Tidsskriftspublikasjon » Vitenskapelig artikkel
Characterisation of insulin analogues therapeutically available to patients
PLoS ONE ; Volume 13. p. 1–17. 2018
Adams, Gary G.; Meal, Andrew; Morgan, Paul. S.; Alsahrani, Qushmua E.; Zobel, Hanne; Lithgo, Ryan; Kok, M. Samil; Besong, David T. M.; Jiwani, Shahwar I.; Ballance, Simon; Harding, Stephen E.; Chayen, Naomi; Gillis, Richard B.
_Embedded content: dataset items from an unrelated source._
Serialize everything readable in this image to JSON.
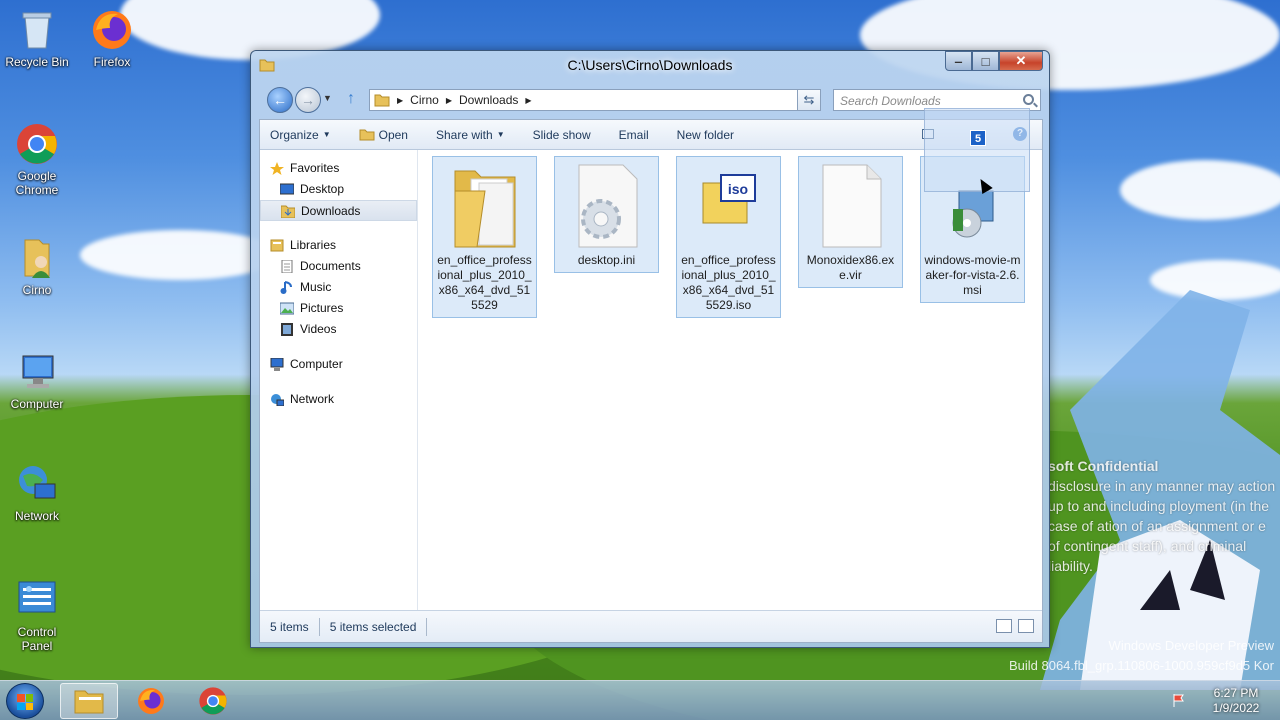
{
  "desktop": {
    "icons": [
      {
        "label": "Recycle Bin",
        "icon": "recycle-bin-icon"
      },
      {
        "label": "Firefox",
        "icon": "firefox-icon"
      },
      {
        "label": "Google Chrome",
        "icon": "chrome-icon"
      },
      {
        "label": "Cirno",
        "icon": "user-folder-icon"
      },
      {
        "label": "Computer",
        "icon": "computer-icon"
      },
      {
        "label": "Network",
        "icon": "network-icon"
      },
      {
        "label": "Control Panel",
        "icon": "control-panel-icon"
      }
    ],
    "watermark": {
      "title": "soft Confidential",
      "body": "disclosure in any manner may action up to and including ployment (in the case of ation of an assignment or e of contingent staff), and criminal liability."
    },
    "build_line1": "Windows Developer Preview",
    "build_line2": "Build 8064.fbl_grp.110806-1000.959cf9d5 Kor"
  },
  "window": {
    "title": "C:\\Users\\Cirno\\Downloads",
    "address": {
      "crumbs": [
        "Cirno",
        "Downloads"
      ]
    },
    "search_placeholder": "Search Downloads",
    "toolbar": {
      "organize": "Organize",
      "open": "Open",
      "share_with": "Share with",
      "slide_show": "Slide show",
      "email": "Email",
      "new_folder": "New folder"
    },
    "nav": {
      "favorites": "Favorites",
      "desktop": "Desktop",
      "downloads": "Downloads",
      "libraries": "Libraries",
      "documents": "Documents",
      "music": "Music",
      "pictures": "Pictures",
      "videos": "Videos",
      "computer": "Computer",
      "network": "Network"
    },
    "files": [
      {
        "name": "en_office_professional_plus_2010_x86_x64_dvd_515529",
        "icon": "folder-icon"
      },
      {
        "name": "desktop.ini",
        "icon": "settings-file-icon"
      },
      {
        "name": "en_office_professional_plus_2010_x86_x64_dvd_515529.iso",
        "icon": "iso-file-icon"
      },
      {
        "name": "Monoxidex86.exe.vir",
        "icon": "blank-file-icon"
      },
      {
        "name": "windows-movie-maker-for-vista-2.6.msi",
        "icon": "installer-icon"
      }
    ],
    "status": {
      "count": "5 items",
      "selected": "5 items selected"
    },
    "drag_count": "5"
  },
  "taskbar": {
    "time": "6:27 PM",
    "date": "1/9/2022"
  },
  "colors": {
    "accent": "#2a6cc7",
    "selection": "#dceaf9",
    "close": "#c7432a"
  }
}
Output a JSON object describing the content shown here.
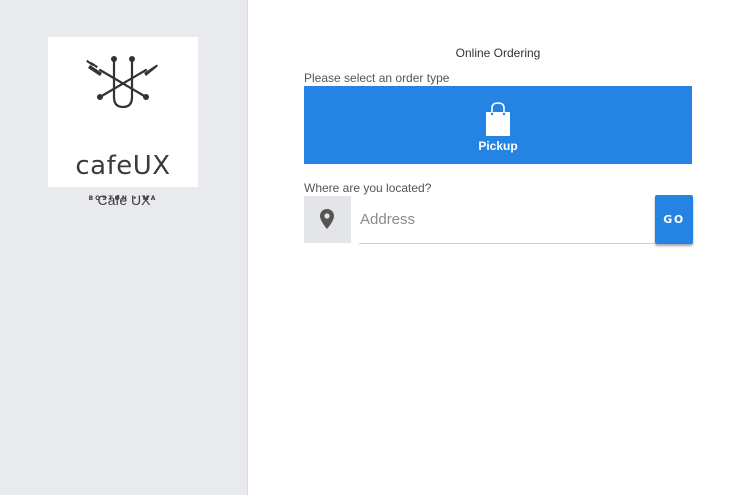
{
  "sidebar": {
    "logo": {
      "wordmark": "cafeUX",
      "subtitle": "BOSTON • MA",
      "icon": "fork-knife-u-logo"
    },
    "cafe_name": "Cafe UX"
  },
  "main": {
    "title": "Online Ordering",
    "order_type_label": "Please select an order type",
    "order_types": [
      {
        "label": "Pickup",
        "icon": "shopping-bag-icon"
      }
    ],
    "location_label": "Where are you located?",
    "address": {
      "placeholder": "Address",
      "value": "",
      "icon": "map-pin-icon"
    },
    "go_label": "GO"
  },
  "colors": {
    "accent": "#2583e3",
    "sidebar_bg": "#e9eaee",
    "pin_box_bg": "#e4e5e9"
  }
}
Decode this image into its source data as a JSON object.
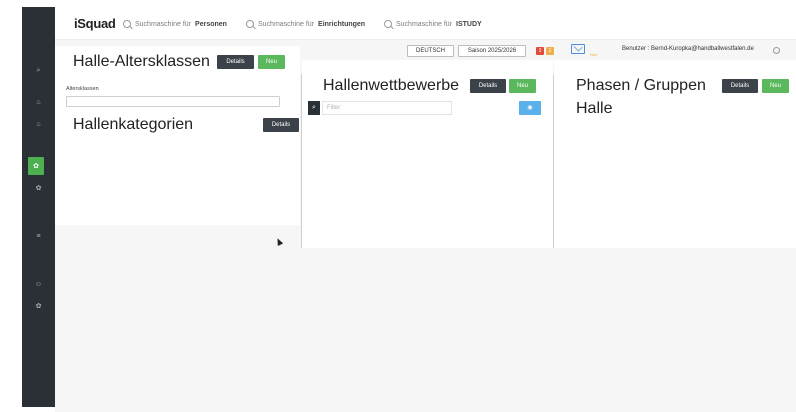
{
  "header": {
    "logo": "iSquad",
    "search_persons_prefix": "Suchmaschine für",
    "search_persons_bold": "Personen",
    "search_orgs_prefix": "Suchmaschine für",
    "search_orgs_bold": "Einrichtungen",
    "search_study_prefix": "Suchmaschine für",
    "search_study_bold": "ISTUDY"
  },
  "toolbar": {
    "language": "DEUTSCH",
    "season": "Saison 2025/2026",
    "badge_red": "3",
    "badge_orange": "1",
    "mail_label": "Neu",
    "user": "Benutzer : Bernd-Kuropka@handballwestfalen.de"
  },
  "panel_left": {
    "title": "Halle-Altersklassen",
    "details": "Details",
    "new": "Neu",
    "field_label": "Altersklassen",
    "subtitle": "Hallenkategorien",
    "sub_details": "Details"
  },
  "panel_mid": {
    "title": "Hallenwettbewerbe",
    "details": "Details",
    "new": "Neu",
    "filter_placeholder": "Filter"
  },
  "panel_right": {
    "title_line1": "Phasen / Gruppen",
    "title_line2": "Halle",
    "details": "Details",
    "new": "Neu"
  },
  "colors": {
    "sidebar": "#2b3037",
    "accent_green": "#5cb85c",
    "dark_button": "#3c4249",
    "badge_red": "#e04b3b",
    "badge_orange": "#f0ad4e"
  },
  "icons": {
    "search": "search-icon",
    "mail": "mail-icon",
    "eye": "eye-icon",
    "settings": "gear-icon"
  }
}
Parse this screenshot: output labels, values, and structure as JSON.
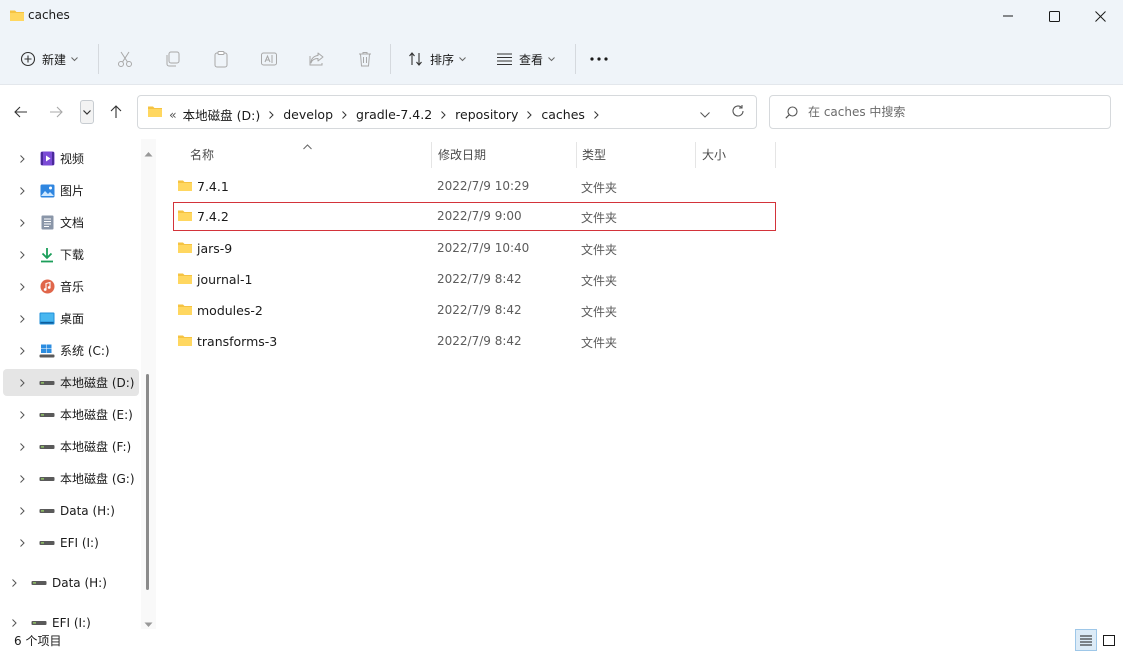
{
  "window": {
    "title": "caches",
    "controls": [
      "minimize-icon",
      "maximize-icon",
      "close-icon"
    ]
  },
  "toolbar": {
    "new_label": "新建",
    "sort_label": "排序",
    "view_label": "查看",
    "icons": [
      "cut-icon",
      "copy-icon",
      "paste-icon",
      "rename-icon",
      "share-icon",
      "delete-icon",
      "more-icon"
    ]
  },
  "address": {
    "overflow": "«",
    "crumbs": [
      "本地磁盘 (D:)",
      "develop",
      "gradle-7.4.2",
      "repository",
      "caches"
    ]
  },
  "search": {
    "placeholder": "在 caches 中搜索"
  },
  "sidebar": {
    "items": [
      {
        "label": "视频",
        "icon": "video-icon"
      },
      {
        "label": "图片",
        "icon": "pictures-icon"
      },
      {
        "label": "文档",
        "icon": "documents-icon"
      },
      {
        "label": "下载",
        "icon": "download-icon"
      },
      {
        "label": "音乐",
        "icon": "music-icon"
      },
      {
        "label": "桌面",
        "icon": "desktop-icon"
      },
      {
        "label": "系统 (C:)",
        "icon": "windows-drive-icon"
      },
      {
        "label": "本地磁盘 (D:)",
        "icon": "drive-icon",
        "selected": true
      },
      {
        "label": "本地磁盘 (E:)",
        "icon": "drive-icon"
      },
      {
        "label": "本地磁盘 (F:)",
        "icon": "drive-icon"
      },
      {
        "label": "本地磁盘 (G:)",
        "icon": "drive-icon"
      },
      {
        "label": "Data (H:)",
        "icon": "drive-icon"
      },
      {
        "label": "EFI (I:)",
        "icon": "drive-icon"
      },
      {
        "label": "Data (H:)",
        "icon": "drive-icon"
      },
      {
        "label": "EFI (I:)",
        "icon": "drive-icon"
      }
    ]
  },
  "filelist": {
    "columns": {
      "name": "名称",
      "modified": "修改日期",
      "type": "类型",
      "size": "大小"
    },
    "rows": [
      {
        "name": "7.4.1",
        "modified": "2022/7/9 10:29",
        "type": "文件夹"
      },
      {
        "name": "7.4.2",
        "modified": "2022/7/9 9:00",
        "type": "文件夹",
        "highlighted": true
      },
      {
        "name": "jars-9",
        "modified": "2022/7/9 10:40",
        "type": "文件夹"
      },
      {
        "name": "journal-1",
        "modified": "2022/7/9 8:42",
        "type": "文件夹"
      },
      {
        "name": "modules-2",
        "modified": "2022/7/9 8:42",
        "type": "文件夹"
      },
      {
        "name": "transforms-3",
        "modified": "2022/7/9 8:42",
        "type": "文件夹"
      }
    ]
  },
  "status": {
    "item_count": "6 个项目"
  },
  "colors": {
    "chrome_bg": "#eff4f9",
    "folder": "#f5c342",
    "highlight_border": "#d3333a",
    "selected_nav": "#e5e5e5"
  }
}
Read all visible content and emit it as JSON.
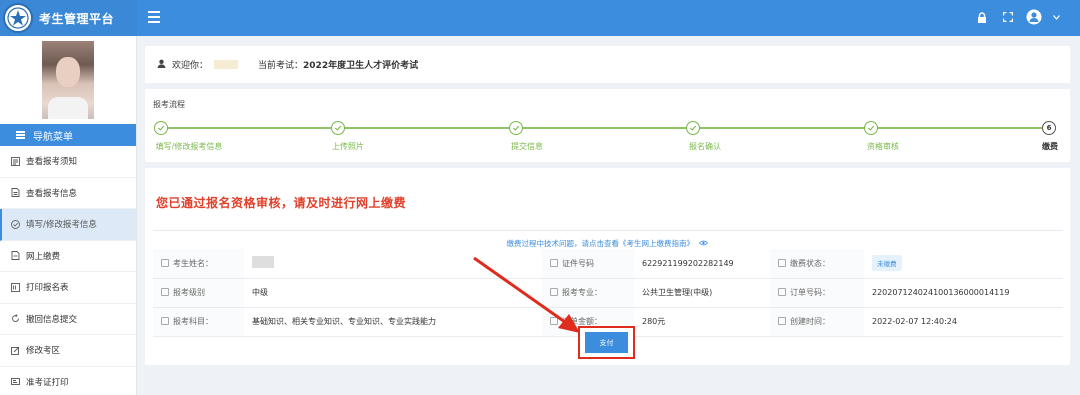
{
  "header": {
    "app_title": "考生管理平台"
  },
  "sidebar": {
    "nav_title": "导航菜单",
    "items": [
      {
        "label": "查看报考须知",
        "icon": "document-icon"
      },
      {
        "label": "查看报考信息",
        "icon": "file-icon"
      },
      {
        "label": "填写/修改报考信息",
        "icon": "check-circle-icon",
        "active": true
      },
      {
        "label": "网上缴费",
        "icon": "payment-icon"
      },
      {
        "label": "打印报名表",
        "icon": "print-icon"
      },
      {
        "label": "撤回信息提交",
        "icon": "undo-icon"
      },
      {
        "label": "修改考区",
        "icon": "edit-icon"
      },
      {
        "label": "准考证打印",
        "icon": "id-card-icon"
      }
    ]
  },
  "welcome": {
    "greeting": "欢迎你：",
    "exam_label": "当前考试：",
    "exam_name": "2022年度卫生人才评价考试"
  },
  "progress": {
    "title": "报考流程",
    "steps": [
      {
        "label": "填写/修改报考信息",
        "done": true
      },
      {
        "label": "上传照片",
        "done": true
      },
      {
        "label": "提交信息",
        "done": true
      },
      {
        "label": "报名确认",
        "done": true
      },
      {
        "label": "资格审核",
        "done": true
      },
      {
        "label": "缴费",
        "done": false,
        "number": "6"
      }
    ]
  },
  "main": {
    "notice": "您已通过报名资格审核，请及时进行网上缴费",
    "hint": "缴费过程中技术问题，请点击查看《考生网上缴费指南》",
    "fields": {
      "name_label": "考生姓名：",
      "id_label": "证件号码",
      "id_value": "622921199202282149",
      "status_label": "缴费状态：",
      "status_value": "未缴费",
      "level_label": "报考级别",
      "level_value": "中级",
      "major_label": "报考专业：",
      "major_value": "公共卫生管理(中级)",
      "order_label": "订单号码：",
      "order_value": "220207124024100136000014119",
      "subjects_label": "报考科目：",
      "subjects_value": "基础知识、相关专业知识、专业知识、专业实践能力",
      "amount_label": "订单金额：",
      "amount_value": "280元",
      "created_label": "创建时间：",
      "created_value": "2022-02-07 12:40:24"
    },
    "pay_button": "支付"
  },
  "colors": {
    "primary": "#3c8dde",
    "success": "#7ab84a",
    "alert": "#e0402b",
    "highlight": "#e02b1f"
  }
}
The structure and function of clinical dosage insulin and its analogues were assessed. This included `native insulins’ (human recombinant, bovine, porcine), `fast-acting analogues’ (aspart, glulisine, lispro) and `slow-acting analogues’ (glargine, detemir, degludec). Analytical ultracentrifugation, both sedimentation velocity and equilibrium experiments, were employed to yield distributions of both molar mass and sedimentation coefficient of all nine insulins. Size exclusion chromatography, coupled to multi-angle light scattering, was also used to explore the function of these analogues. On ultracentrifugation analysis, the insulins under investigation were found to be in numerous conformational states, however the majority of insulins were present in a primarily hexameric conformation. This was true for all native insulins and two fast-acting analogues. However, glargine was present as a dimer, detemir was a multi-hexameric system, degludec was a dodecamer (di-hexamer) and glulisine was present as a dimer-hexamer-dihexamer system. However, size-exclusion chromatography showed that the two hexameric fast-acting analogues (aspart and lispro) dissociated into monomers and dimers due to the lack of zinc in the mobile phase. This comprehensive study is the first time all nine insulins have been characterised in this way, the first time that insulin detemir have been studied using analytical ultracentrifugation and the first time that insulins aspart and glulisine have been studied using sedimentation equilibrium. The structure and function of these clinically administered insulins is of critical importance and this research adds novel data to an otherwise complex functional physiological protein.